I'm sure i am being silly but what does Jw stand for?

##\sqrt{-1} \cdot \omega##

 

[Spongecake]

Thank you gneill

 

[Spongecake]

For part d) i have this (done on mathCAD) is this correct?

 

[gneill]

Looks okay to me.

 

[Spongecake]

Brilliant Thank you

 

[cablecutter]

hi bit of further guidance on part c would be much appreciated.
so far following on from post #91

U=L2i2+M((U-(Mi2))/L1

i am unsure if I'm correct in how I'm going about rearranging for i2 here's what I've got so far.

i2= ((U-M)/L2) +M((U-M)/L1) ? i have a feeling its way out.

 

[gneill]

i2= ((U-M)/L2) +M((U-M)/L1) ? i have a feeling its way out.

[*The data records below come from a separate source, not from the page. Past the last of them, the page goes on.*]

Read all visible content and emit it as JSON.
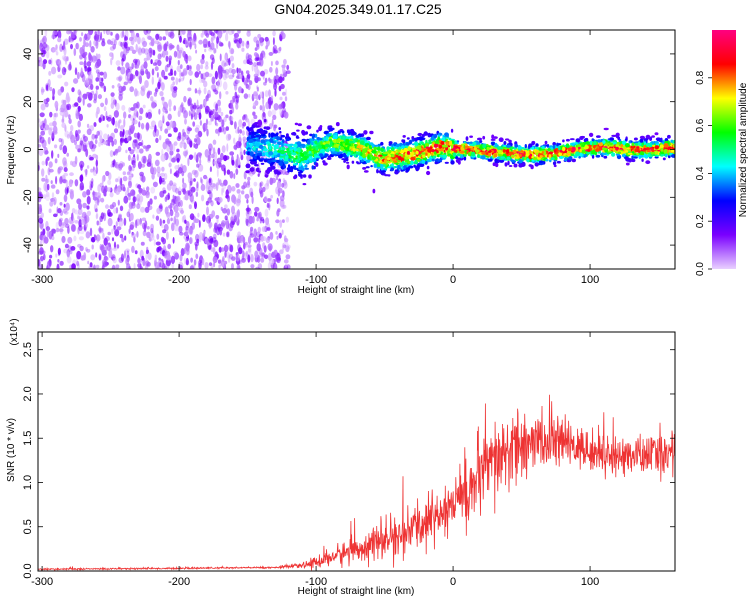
{
  "chart_data": [
    {
      "type": "heatmap",
      "title": "GN04.2025.349.01.17.C25",
      "xlabel": "Height of straight line (km)",
      "ylabel": "Frequency (Hz)",
      "xlim": [
        -303,
        162
      ],
      "ylim": [
        -50,
        50
      ],
      "x_ticks": [
        -300,
        -200,
        -100,
        0,
        100
      ],
      "y_ticks": [
        -40,
        -20,
        0,
        20,
        40
      ],
      "colorbar": {
        "label": "Normalized spectral amplitude",
        "range": [
          0,
          1
        ],
        "ticks": [
          "0.0",
          "0.2",
          "0.4",
          "0.6",
          "0.8"
        ],
        "colors": [
          "#e9d0ff",
          "#7a00ff",
          "#0000ff",
          "#00ffff",
          "#00ff00",
          "#ffff00",
          "#ff0000",
          "#ff0080"
        ]
      },
      "regions": [
        {
          "name": "noise",
          "x_range": [
            -303,
            -120
          ],
          "amplitude": 0.05
        },
        {
          "name": "signal",
          "x_range": [
            -150,
            162
          ],
          "center_frequency": 0,
          "peak_amplitude": 0.9
        }
      ],
      "signal_ridge": {
        "x": [
          -150,
          -130,
          -110,
          -90,
          -70,
          -50,
          -30,
          -10,
          10,
          30,
          50,
          70,
          90,
          110,
          130,
          150,
          162
        ],
        "y": [
          2,
          0,
          -3,
          3,
          1,
          -4,
          -2,
          1,
          0,
          -1,
          -2,
          -2,
          0,
          1,
          0,
          0,
          1
        ]
      }
    },
    {
      "type": "line",
      "xlabel": "Height of straight line (km)",
      "ylabel": "SNR (10 * v/v)",
      "y_multiplier": "(x10⁴)",
      "xlim": [
        -303,
        162
      ],
      "ylim": [
        0,
        2.7
      ],
      "x_ticks": [
        -300,
        -200,
        -100,
        0,
        100
      ],
      "y_ticks": [
        "0.0",
        "0.5",
        "1.0",
        "1.5",
        "2.0",
        "2.5"
      ],
      "series": [
        {
          "color": "#ee3333",
          "x": [
            -303,
            -200,
            -130,
            -110,
            -100,
            -80,
            -60,
            -40,
            -20,
            0,
            20,
            30,
            40,
            60,
            80,
            100,
            120,
            140,
            162
          ],
          "y": [
            0.02,
            0.03,
            0.04,
            0.06,
            0.1,
            0.2,
            0.3,
            0.38,
            0.55,
            0.75,
            1.05,
            1.2,
            1.35,
            1.45,
            1.45,
            1.35,
            1.3,
            1.3,
            1.35
          ],
          "amp": [
            0.01,
            0.01,
            0.01,
            0.03,
            0.08,
            0.15,
            0.2,
            0.25,
            0.3,
            0.4,
            0.5,
            0.55,
            0.5,
            0.35,
            0.3,
            0.25,
            0.25,
            0.25,
            0.3
          ]
        }
      ]
    }
  ]
}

Yeah, looks like something's gone wrong with your algebra. Try again, perhaps showing us your work step-by step.

 

[cablecutter]

I'm unsure do i need to try and rearrange U=L2i2+M((U-Mi2)/L1
for i2?

or the original simultaneous equation (2) for i2?...
U = L2i2+Mi1
U-Mi1 = L2i2+Mi1-(Mi1)
(U-Mi1)/L2 = (L2i2)/L2
(U-(Mi1)/L2 = i2

 

[gneill]

I'm unsure do i need to try and rearrange U=L2i2+M((U-Mi2)/L1
for i2?

Yes.

 

[cablecutter]

so from U = L2i2+M(U-(Mi2))/L1

UL1 = L1L2i2+MU-M²i2

UL1-MU = L1L2i2-M²i2

UL1-MU = i2(L1L2-M²)

i2 = (UL1-MU)/(L1L2-M²)

am i right so far ?

 

[gneill]

Looks fine.

 

[cablecutter]

UL1 = L1L2i2+MU-M²i2

UL1-MU = L1L2i2-M²i2

UL1-MU = i2(L1L2-M²)

i2 = (UL1-MU)/(L1L2-M²)

am i right so far ?[/QUOTE]

now replace i2 in equation (1) with above? do i replace both i2 and i1 in equation 1 or just i2?
can end up with:

U = L1i1+M((UL1-MU)/(L1L2-M²))

or

U = L1(U-(M((UL1-MU)/(L1L2-M²))/L1) + M((UL1-MU)/(L1L2-M²)) ?

you can then minus the L1 to give

U = U-(M((UL1-MU)/(L1L2-M²)) + M((UL1-MU)/(L1L2-M²)) which will end up canceling out to 0=0?